# MP3-Archivierungs-Tool

## darookee

Moin!

ich suche schon seis laengerer zeit ein tool mit dem ich meine MP3s mal sortieren kann... das sind leider schon soviel geworden, dass ich keinen bock habe das alles manuell zu machen : /

gibt es (am besten ein programm, von mir aus aber auch mehrere tools) was

- gucken kann wie die lieder heissen

- den ID3-Tag richtig schreibt

- Die MP3s umbenennt

- und evtl auch noch nach ordnern sortiert?

würde mich allerdings auch schon mit einem zufrieden geben, was die ID3-Tags 'automatisch' richtig eintraegt... hatte mal irgendwan sone art cddb fuer einzelne lieder gesehen, weiss aber nimmer wie die hies... : (

wie gesagt... muss nicht unbedingt alles in einem programm sein ;)

mfg

rookee

----------

## unexist

 *darookee wrote:*   

> 
> 
> - gucken kann wie die lieder heissen
> 
> - den ID3-Tag richtig schreibt
> ...

 

da musst du wohl selber ran, es gibt ein haufen progs die teilaufgaben uebernehmen, eine variante mit all diesen extras gibts afaik nicht. ich selber nutze einfach ein shellscript und das backend

id3 bzw. id3v2 zum taggen.

 *darookee wrote:*   

> 
> 
> hatte mal irgendwan sone art cddb fuer einzelne lieder gesehen, weiss aber nimmer wie die hies... : (
> 
> 

 

bist du dir sicher das es via cddb funktioniert? ich halte das fuer ein geruecht, lasse mich aber gerne vom gegenteil belehren.

laut meinem verstaendnis von cddb, braucht man den cd toc, eine discid, die errechnet werden muss sowie die track-length der einzelnen tracks um ueberhaupt einen lookup in einer cddb-db hinzubekommen. 

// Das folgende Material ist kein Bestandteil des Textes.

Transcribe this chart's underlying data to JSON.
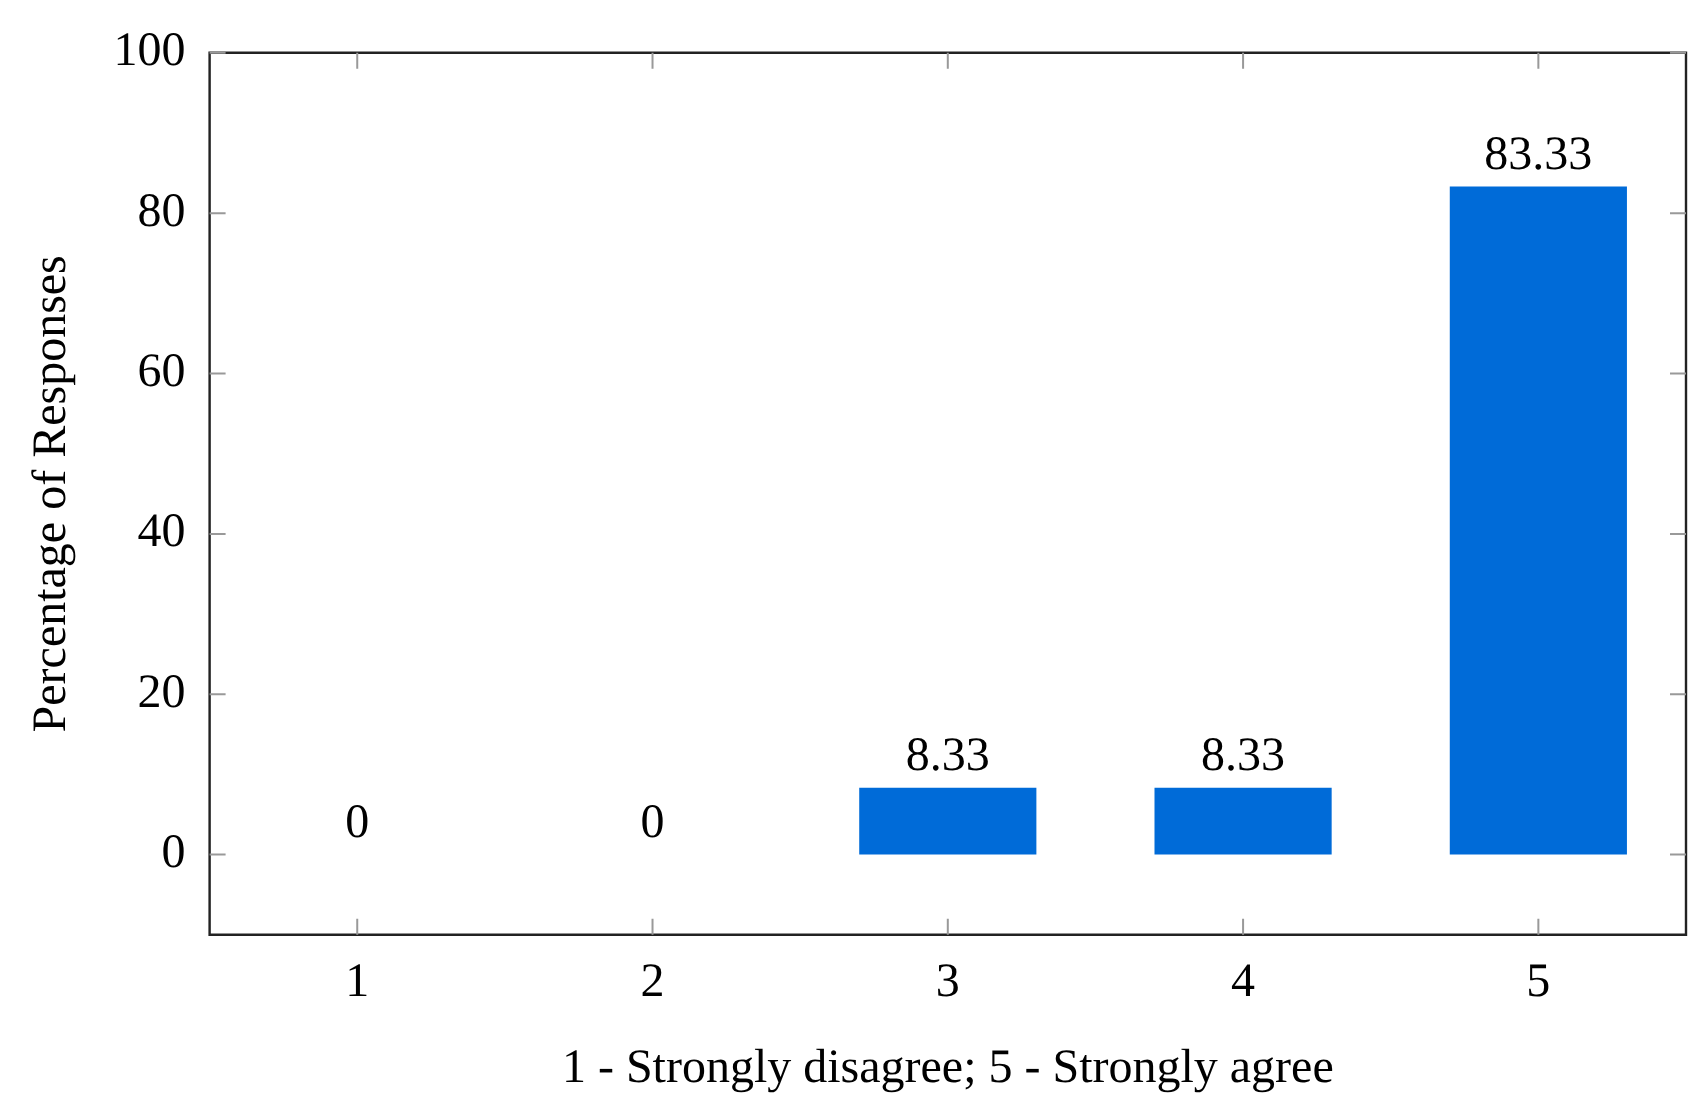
{
  "chart_data": {
    "type": "bar",
    "xlabel": "1 - Strongly disagree; 5 - Strongly agree",
    "ylabel": "Percentage of Responses",
    "categories": [
      "1",
      "2",
      "3",
      "4",
      "5"
    ],
    "values": [
      0,
      0,
      8.33,
      8.33,
      83.33
    ],
    "color": "#006bd8",
    "ylim": [
      -10,
      100
    ],
    "yticks": [
      0,
      20,
      40,
      60,
      80,
      100
    ],
    "grid": false,
    "legend": false,
    "data_labels": true
  }
}
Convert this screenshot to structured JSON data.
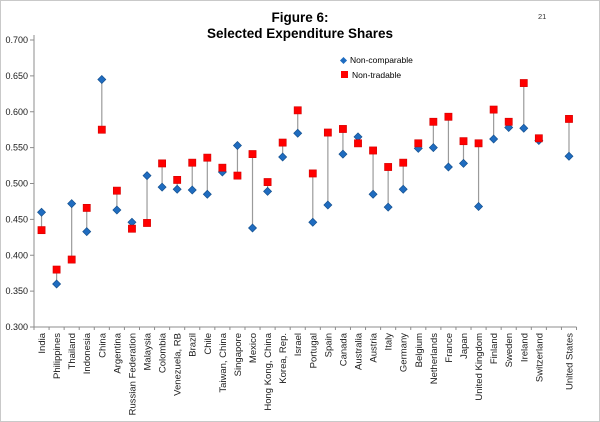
{
  "page": {
    "number": "21"
  },
  "title": {
    "line1": "Figure 6:",
    "line2": "Selected Expenditure Shares"
  },
  "legend": [
    {
      "label": "Non-comparable",
      "marker": "diamond",
      "color": "#1f6cc0"
    },
    {
      "label": "Non-tradable",
      "marker": "square",
      "color": "#ff0000"
    }
  ],
  "chart_data": {
    "type": "scatter",
    "title": "Figure 6: Selected Expenditure Shares",
    "xlabel": "",
    "ylabel": "",
    "ylim": [
      0.3,
      0.7
    ],
    "y_tick_step": 0.05,
    "y_ticks": [
      "0.700",
      "0.650",
      "0.600",
      "0.550",
      "0.500",
      "0.450",
      "0.400",
      "0.350",
      "0.300"
    ],
    "grid": false,
    "legend_position": "top-right-inside",
    "connector": "high-low-line",
    "categories": [
      "India",
      "Philippines",
      "Thailand",
      "Indonesia",
      "China",
      "Argentina",
      "Russian Federation",
      "Malaysia",
      "Colombia",
      "Venezuela, RB",
      "Brazil",
      "Chile",
      "Taiwan, China",
      "Singapore",
      "Mexico",
      "Hong Kong, China",
      "Korea, Rep.",
      "Israel",
      "Portugal",
      "Spain",
      "Canada",
      "Australia",
      "Austria",
      "Italy",
      "Germany",
      "Belgium",
      "Netherlands",
      "France",
      "Japan",
      "United Kingdom",
      "Finland",
      "Sweden",
      "Ireland",
      "Switzerland",
      "",
      "United States"
    ],
    "series": [
      {
        "name": "Non-comparable",
        "marker": "diamond",
        "color": "#1f6cc0",
        "stroke": "#15518f",
        "values": [
          0.46,
          0.36,
          0.472,
          0.433,
          0.645,
          0.463,
          0.446,
          0.511,
          0.495,
          0.492,
          0.491,
          0.485,
          0.516,
          0.553,
          0.438,
          0.489,
          0.537,
          0.57,
          0.446,
          0.47,
          0.541,
          0.565,
          0.485,
          0.467,
          0.492,
          0.549,
          0.55,
          0.523,
          0.528,
          0.468,
          0.562,
          0.578,
          0.577,
          0.56,
          null,
          0.538
        ]
      },
      {
        "name": "Non-tradable",
        "marker": "square",
        "color": "#ff0000",
        "stroke": "#d40000",
        "values": [
          0.435,
          0.38,
          0.394,
          0.466,
          0.575,
          0.49,
          0.437,
          0.445,
          0.528,
          0.505,
          0.529,
          0.536,
          0.522,
          0.511,
          0.541,
          0.502,
          0.557,
          0.602,
          0.514,
          0.571,
          0.576,
          0.556,
          0.546,
          0.523,
          0.529,
          0.556,
          0.586,
          0.593,
          0.559,
          0.556,
          0.603,
          0.586,
          0.64,
          0.563,
          null,
          0.59
        ]
      }
    ],
    "colors": {
      "axis": "#8c8c8c",
      "tick_label": "#1a1a1a",
      "hilo_line": "#9b9b9b"
    }
  }
}
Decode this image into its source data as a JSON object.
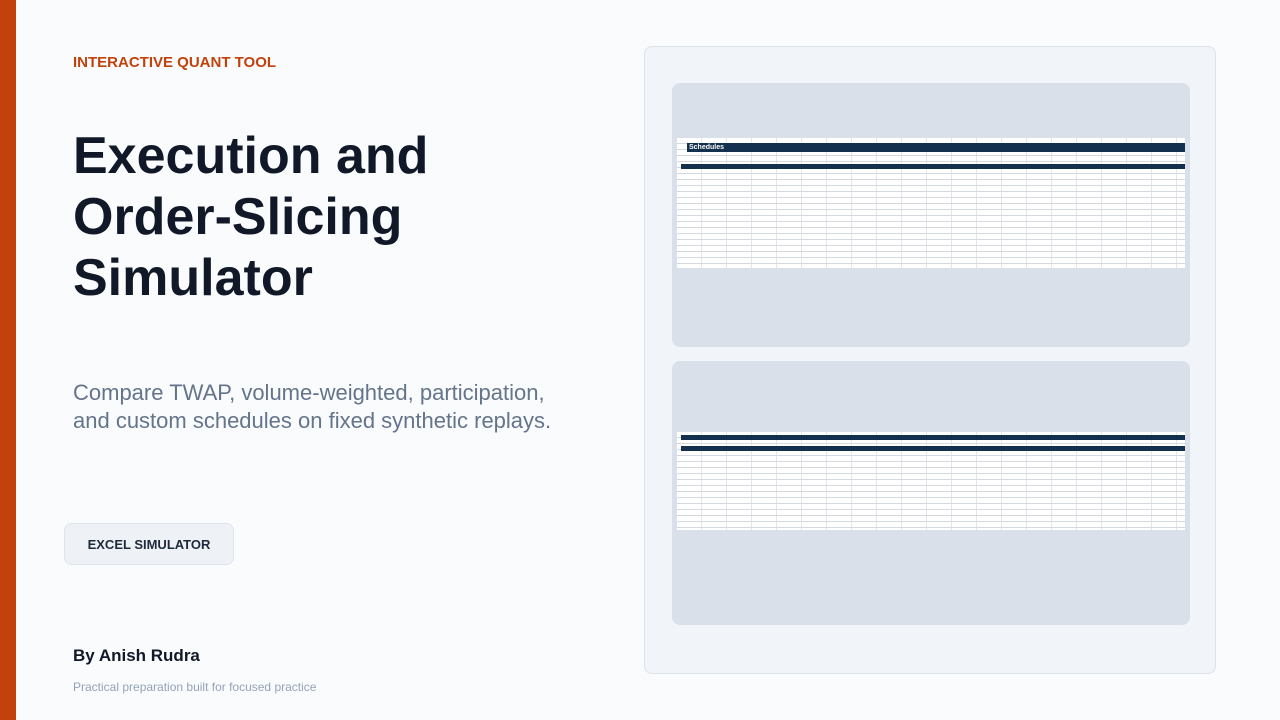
{
  "eyebrow": "INTERACTIVE QUANT TOOL",
  "title": "Execution and Order-Slicing Simulator",
  "subtitle": "Compare TWAP, volume-weighted, participation, and custom schedules on fixed synthetic replays.",
  "button": "EXCEL SIMULATOR",
  "author": "By Anish Rudra",
  "tagline": "Practical preparation built for focused practice",
  "preview": {
    "sheets": [
      {
        "title": "Schedules"
      }
    ]
  }
}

da aufgrund der sog. psychoakustischen filter, die beim erzeugen der mp3's angewendet werden, geht aufgrund der kompression logischerweise einiges an groesse verloren. 

ich kann mirkaum vorstellen, wie man dann die benoetigten informationen sammeln soll, die discid zu berechnen ist das kleinste uebel.  :Wink: 

----------

## darookee

nej... cddb isses nich... ich hab mal nachgeguckt... musicbrainz.org ... da meine ich gibts ein programm das aus den mp3s trm's oder so errechnet... und die kann man dann in deren db nachgucken... allerdings ist die noch nicht wirklich gross : /

naja... dann nehm ich mir glaubich mal ne woche frei ;)

----------

## lutzlustig

Hi!

Prokyon3 ist dafür geeignet, beutzt mysql für die Datenbank und hat einen ID3-Editor mit drin.

Ciao

----------

## Boba

*  media-sound/easytag

      Latest version available: 0.27

      Latest version installed: 0.27

      Size of downloaded files: 1,016 kB

      Homepage:    http://easytag.sourceforge.net/

      Description: EasyTAG mp3/ogg ID3 tag editor

emerge easytag!

----------

## CHerzog

Hi!

ich stehe grade vor der gleichen Aufgabe.

Ich habe mir jetzt EasyTag und Prokyron installiert und erreiche damit folgendes:

Die Daten werden in eine SQL-Datenbank abgespeichert, von wo aus ich Sie leicht verändern kann (SQL-Befehle). Anschließend starte ich wieder Prokyron und schreibe die Daten der Datenbank in die Tags.

Als letztes nutze ich dann Easytag um die MP3-Dateien umzubenennen.

Prokyon ist auf jeden Fall ein Blick wert. 

Christian

----------

## knorke

hmm bash oder perl dürften da reichen  :Smile: 

kleiner spass   :Laughing: 

----------

## hopfe

Es gibt auch ein Plugin für xmms (xmms-find) , hab es aber noch nie ausprobiert, daher weiß ich nicht genau was es kann.

----------

## unexist

 *CHerzog wrote:*   

> 
> 
> Die Daten werden in eine SQL-Datenbank abgespeichert, von wo aus ich Sie leicht verändern kann (SQL-Befehle). Anschließend starte ich wieder Prokyron und schreibe die Daten der Datenbank in die Tags.
> 
> Als letztes nutze ich dann Easytag um die MP3-Dateien umzubenennen.
> ...

 

mal im ernst.. und wo ist da der sinn? wenn du jetzt 5000 mp3s hast, schreibst die von hand alle in die db, und dann nimmst ein prog, das die files automagisch tagged? 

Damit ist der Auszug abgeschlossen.